What is the CPT code for an annual wellness visit?

AWV Coding. The CPT codes for Annual Wellness Visits are G0438 for the initial visit and G0439 for subsequent visits. These codes are used to bill Medicare for comprehensive wellness assessments and personalized prevention plans. It is important to remember that code G0438 is for the first AWV only.

Can you bill 99214 twice in one day?

Documentation must be submitted with the claim to medically justify two services on the same day. The frequency restriction for CPT codes 99211 thru 99214 may be exceeded with medical justification.

What are the criteria for billing 99214?

According to CPT, 99214 is indicated for an “office or other outpatient visit for the evaluation and management of an established patient, which requires at least two of these three key components: a detailed history, a detailed examination and medical decision making of moderate complexity.” [For more detailed ...

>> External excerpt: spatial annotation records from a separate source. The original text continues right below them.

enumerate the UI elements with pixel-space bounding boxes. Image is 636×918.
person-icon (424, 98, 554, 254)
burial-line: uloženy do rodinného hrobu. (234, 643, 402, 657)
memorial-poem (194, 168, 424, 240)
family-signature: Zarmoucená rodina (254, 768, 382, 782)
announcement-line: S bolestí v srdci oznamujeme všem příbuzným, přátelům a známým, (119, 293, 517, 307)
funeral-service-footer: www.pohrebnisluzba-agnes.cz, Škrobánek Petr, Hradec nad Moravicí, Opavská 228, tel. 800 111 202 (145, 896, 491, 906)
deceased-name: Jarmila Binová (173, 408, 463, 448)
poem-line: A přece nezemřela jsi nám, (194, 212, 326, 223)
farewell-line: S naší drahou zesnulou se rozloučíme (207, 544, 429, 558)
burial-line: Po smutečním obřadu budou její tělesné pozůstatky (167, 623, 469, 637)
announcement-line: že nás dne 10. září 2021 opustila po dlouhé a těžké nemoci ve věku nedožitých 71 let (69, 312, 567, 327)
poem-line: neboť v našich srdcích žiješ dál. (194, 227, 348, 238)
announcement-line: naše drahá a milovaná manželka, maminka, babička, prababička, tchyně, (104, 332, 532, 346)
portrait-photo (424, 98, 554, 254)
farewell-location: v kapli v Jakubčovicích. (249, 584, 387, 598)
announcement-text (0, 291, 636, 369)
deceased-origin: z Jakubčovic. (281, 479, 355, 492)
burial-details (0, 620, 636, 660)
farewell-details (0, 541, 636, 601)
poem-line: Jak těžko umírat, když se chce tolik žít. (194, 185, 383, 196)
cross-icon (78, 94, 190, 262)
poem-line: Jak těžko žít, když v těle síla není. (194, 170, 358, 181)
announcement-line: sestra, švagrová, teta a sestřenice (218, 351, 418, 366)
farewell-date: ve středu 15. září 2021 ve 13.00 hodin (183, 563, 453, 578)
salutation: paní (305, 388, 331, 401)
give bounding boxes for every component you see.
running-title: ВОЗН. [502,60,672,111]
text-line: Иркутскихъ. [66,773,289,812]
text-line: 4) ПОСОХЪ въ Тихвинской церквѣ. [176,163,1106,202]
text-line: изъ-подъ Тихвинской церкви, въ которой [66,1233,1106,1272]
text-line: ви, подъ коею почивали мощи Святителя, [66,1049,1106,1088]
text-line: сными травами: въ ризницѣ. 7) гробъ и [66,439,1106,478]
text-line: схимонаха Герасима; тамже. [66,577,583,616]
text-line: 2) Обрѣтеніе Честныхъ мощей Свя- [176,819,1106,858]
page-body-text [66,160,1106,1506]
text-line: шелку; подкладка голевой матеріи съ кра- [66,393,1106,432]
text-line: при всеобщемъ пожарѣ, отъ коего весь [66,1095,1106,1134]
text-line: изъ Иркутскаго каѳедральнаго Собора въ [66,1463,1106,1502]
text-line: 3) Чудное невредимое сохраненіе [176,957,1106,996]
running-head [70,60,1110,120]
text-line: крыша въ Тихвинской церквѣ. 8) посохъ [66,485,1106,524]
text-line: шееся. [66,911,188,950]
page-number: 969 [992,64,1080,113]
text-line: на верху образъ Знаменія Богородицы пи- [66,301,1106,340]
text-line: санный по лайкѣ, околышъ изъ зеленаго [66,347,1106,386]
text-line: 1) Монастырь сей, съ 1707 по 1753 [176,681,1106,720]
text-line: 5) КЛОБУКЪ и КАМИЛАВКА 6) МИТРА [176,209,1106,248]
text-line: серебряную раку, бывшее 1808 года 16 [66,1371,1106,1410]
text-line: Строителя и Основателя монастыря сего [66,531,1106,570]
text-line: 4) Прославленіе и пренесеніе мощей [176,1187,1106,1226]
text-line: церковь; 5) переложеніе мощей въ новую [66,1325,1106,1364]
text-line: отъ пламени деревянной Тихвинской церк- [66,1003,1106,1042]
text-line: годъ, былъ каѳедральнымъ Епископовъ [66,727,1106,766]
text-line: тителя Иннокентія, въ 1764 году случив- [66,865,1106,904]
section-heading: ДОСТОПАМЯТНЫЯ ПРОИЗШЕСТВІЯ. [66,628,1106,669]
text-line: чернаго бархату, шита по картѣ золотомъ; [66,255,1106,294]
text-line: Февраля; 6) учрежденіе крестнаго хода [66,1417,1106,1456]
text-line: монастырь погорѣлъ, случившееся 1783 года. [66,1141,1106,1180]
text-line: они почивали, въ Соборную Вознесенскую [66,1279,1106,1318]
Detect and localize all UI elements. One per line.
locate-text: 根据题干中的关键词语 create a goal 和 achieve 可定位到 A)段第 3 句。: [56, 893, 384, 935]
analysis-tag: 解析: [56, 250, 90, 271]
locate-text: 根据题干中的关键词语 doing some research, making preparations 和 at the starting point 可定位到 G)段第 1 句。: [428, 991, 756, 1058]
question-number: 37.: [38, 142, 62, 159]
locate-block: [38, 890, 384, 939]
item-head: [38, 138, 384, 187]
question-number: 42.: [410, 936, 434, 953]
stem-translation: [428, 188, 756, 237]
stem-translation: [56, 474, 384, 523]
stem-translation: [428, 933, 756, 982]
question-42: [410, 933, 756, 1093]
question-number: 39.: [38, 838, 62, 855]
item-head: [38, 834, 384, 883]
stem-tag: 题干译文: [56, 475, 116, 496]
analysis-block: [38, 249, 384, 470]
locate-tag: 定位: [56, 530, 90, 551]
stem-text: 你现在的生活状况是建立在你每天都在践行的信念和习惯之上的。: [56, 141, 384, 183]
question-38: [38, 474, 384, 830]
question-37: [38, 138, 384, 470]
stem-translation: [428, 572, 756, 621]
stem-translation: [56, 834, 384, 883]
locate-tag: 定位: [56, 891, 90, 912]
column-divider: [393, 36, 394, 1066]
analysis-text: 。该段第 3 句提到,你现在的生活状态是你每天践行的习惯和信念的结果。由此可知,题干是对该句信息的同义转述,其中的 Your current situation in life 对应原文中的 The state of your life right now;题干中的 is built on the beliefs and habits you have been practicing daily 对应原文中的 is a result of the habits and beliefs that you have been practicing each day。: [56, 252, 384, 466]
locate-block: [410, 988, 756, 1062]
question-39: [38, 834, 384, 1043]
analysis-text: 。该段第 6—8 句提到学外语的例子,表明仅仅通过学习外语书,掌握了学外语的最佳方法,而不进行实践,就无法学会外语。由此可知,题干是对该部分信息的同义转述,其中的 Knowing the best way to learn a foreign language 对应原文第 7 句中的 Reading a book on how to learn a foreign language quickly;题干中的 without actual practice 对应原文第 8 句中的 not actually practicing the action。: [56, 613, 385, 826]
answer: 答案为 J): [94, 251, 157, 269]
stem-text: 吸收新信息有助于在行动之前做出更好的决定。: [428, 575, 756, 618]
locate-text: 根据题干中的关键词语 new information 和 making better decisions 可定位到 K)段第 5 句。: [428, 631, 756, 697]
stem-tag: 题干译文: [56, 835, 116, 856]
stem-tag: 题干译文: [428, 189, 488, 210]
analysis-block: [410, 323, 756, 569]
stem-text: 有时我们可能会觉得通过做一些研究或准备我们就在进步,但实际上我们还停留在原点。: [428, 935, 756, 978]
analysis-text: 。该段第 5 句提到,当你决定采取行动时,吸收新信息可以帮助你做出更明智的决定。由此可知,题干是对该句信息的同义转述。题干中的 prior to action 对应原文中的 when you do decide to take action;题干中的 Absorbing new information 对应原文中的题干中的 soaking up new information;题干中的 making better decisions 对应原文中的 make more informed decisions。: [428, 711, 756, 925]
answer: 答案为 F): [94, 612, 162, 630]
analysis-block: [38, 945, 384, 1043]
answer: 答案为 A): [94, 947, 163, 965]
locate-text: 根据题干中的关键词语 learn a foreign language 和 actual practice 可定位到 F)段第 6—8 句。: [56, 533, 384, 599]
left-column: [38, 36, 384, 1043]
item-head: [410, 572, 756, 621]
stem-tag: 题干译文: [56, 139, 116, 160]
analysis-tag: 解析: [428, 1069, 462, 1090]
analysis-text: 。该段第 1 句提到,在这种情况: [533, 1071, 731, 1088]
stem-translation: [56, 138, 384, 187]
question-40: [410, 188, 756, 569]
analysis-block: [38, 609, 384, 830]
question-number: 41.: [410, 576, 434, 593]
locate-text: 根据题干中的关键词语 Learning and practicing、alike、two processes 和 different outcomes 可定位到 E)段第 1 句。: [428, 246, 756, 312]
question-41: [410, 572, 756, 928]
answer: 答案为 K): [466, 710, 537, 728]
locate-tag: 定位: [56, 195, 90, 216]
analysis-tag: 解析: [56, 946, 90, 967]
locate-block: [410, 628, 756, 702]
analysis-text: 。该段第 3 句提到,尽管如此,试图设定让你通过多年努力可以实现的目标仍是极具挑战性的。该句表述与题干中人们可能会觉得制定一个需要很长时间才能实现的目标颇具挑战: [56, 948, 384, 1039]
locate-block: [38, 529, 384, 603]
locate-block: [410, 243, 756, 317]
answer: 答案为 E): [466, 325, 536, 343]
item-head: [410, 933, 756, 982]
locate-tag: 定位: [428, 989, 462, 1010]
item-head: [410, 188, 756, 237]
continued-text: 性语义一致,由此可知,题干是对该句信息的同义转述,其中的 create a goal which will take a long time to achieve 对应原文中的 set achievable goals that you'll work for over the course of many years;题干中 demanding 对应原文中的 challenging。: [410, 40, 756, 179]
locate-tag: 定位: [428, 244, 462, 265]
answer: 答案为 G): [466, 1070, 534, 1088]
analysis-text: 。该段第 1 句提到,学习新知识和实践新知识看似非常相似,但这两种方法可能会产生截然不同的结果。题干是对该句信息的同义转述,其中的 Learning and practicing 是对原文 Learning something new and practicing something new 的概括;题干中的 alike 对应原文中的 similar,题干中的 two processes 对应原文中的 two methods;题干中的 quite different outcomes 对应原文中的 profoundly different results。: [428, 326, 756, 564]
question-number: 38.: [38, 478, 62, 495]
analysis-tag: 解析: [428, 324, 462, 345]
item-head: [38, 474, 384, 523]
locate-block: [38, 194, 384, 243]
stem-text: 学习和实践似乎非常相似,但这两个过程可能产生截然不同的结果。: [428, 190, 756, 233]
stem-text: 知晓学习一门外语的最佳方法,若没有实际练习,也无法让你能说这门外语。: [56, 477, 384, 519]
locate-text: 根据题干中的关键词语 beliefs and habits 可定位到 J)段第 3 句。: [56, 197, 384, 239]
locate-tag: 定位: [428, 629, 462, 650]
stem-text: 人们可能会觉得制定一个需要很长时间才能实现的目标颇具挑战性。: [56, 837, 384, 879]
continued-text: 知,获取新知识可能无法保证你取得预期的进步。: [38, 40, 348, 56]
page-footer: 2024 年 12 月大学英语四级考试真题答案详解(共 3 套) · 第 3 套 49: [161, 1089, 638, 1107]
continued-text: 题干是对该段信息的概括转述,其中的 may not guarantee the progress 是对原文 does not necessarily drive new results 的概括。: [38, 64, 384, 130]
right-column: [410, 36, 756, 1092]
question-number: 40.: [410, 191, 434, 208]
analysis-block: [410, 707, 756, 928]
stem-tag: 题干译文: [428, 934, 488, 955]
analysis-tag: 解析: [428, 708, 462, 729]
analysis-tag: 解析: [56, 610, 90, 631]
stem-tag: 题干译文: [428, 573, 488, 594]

Can you bill an office visit and hospital visit on the same day?

CPT Codes 99221-99223, 99231-99236, 99238 & 99239

MACs pay both visits if you see a patient in the office on 1 day, and they're admitted to the hospital as an inpatient or get observation care on the next day.

How many minutes is 99214?

CPT® code 99214: Established patient office visit, 30-39 minutes | American Medical Association.

How much does Medicare pay for a specialist office visit?

Another thing to keep in mind is Medicare-approved amounts vary from state to state. In Los Angeles, California, the Medicare-approved amount for those same office visits ranges from $89.73 to $243.48.

Is 99214 a mental health code?

In the mental health field it may be difficult to identify, for example, the location of anxiety. Nevertheless, some of these items must be addressed. In fact, to code a 99214 four of these documentation elements must be present. Severity was already achieved when we reported that the patient was worse.

Can doctors make you pay upfront without insurance?

Doctors want to be sure that they will be compensated for the care they provide. Fourth lesson: It is not illegal to be asked to pay what you may owe in advance for a major medical event. But if you are asked to pay upfront, legally you don't have to.

Can a doctor office write off a copay?

It is not illegal to write off a patient's copay balance if the provider makes a good-faith attempt to collect. However, when a provider has a policy of not attempting to collect copays that becomes illegal.

Why is my Er bill so high?

Is this based on severity? Hospitals will bill you for a line item called “ER Visit Level” that is based on the complexity of your treatment. ER visit levels range from 1-5: ER visit level 1 is the most mild, while ER visit level 5 is the most severe.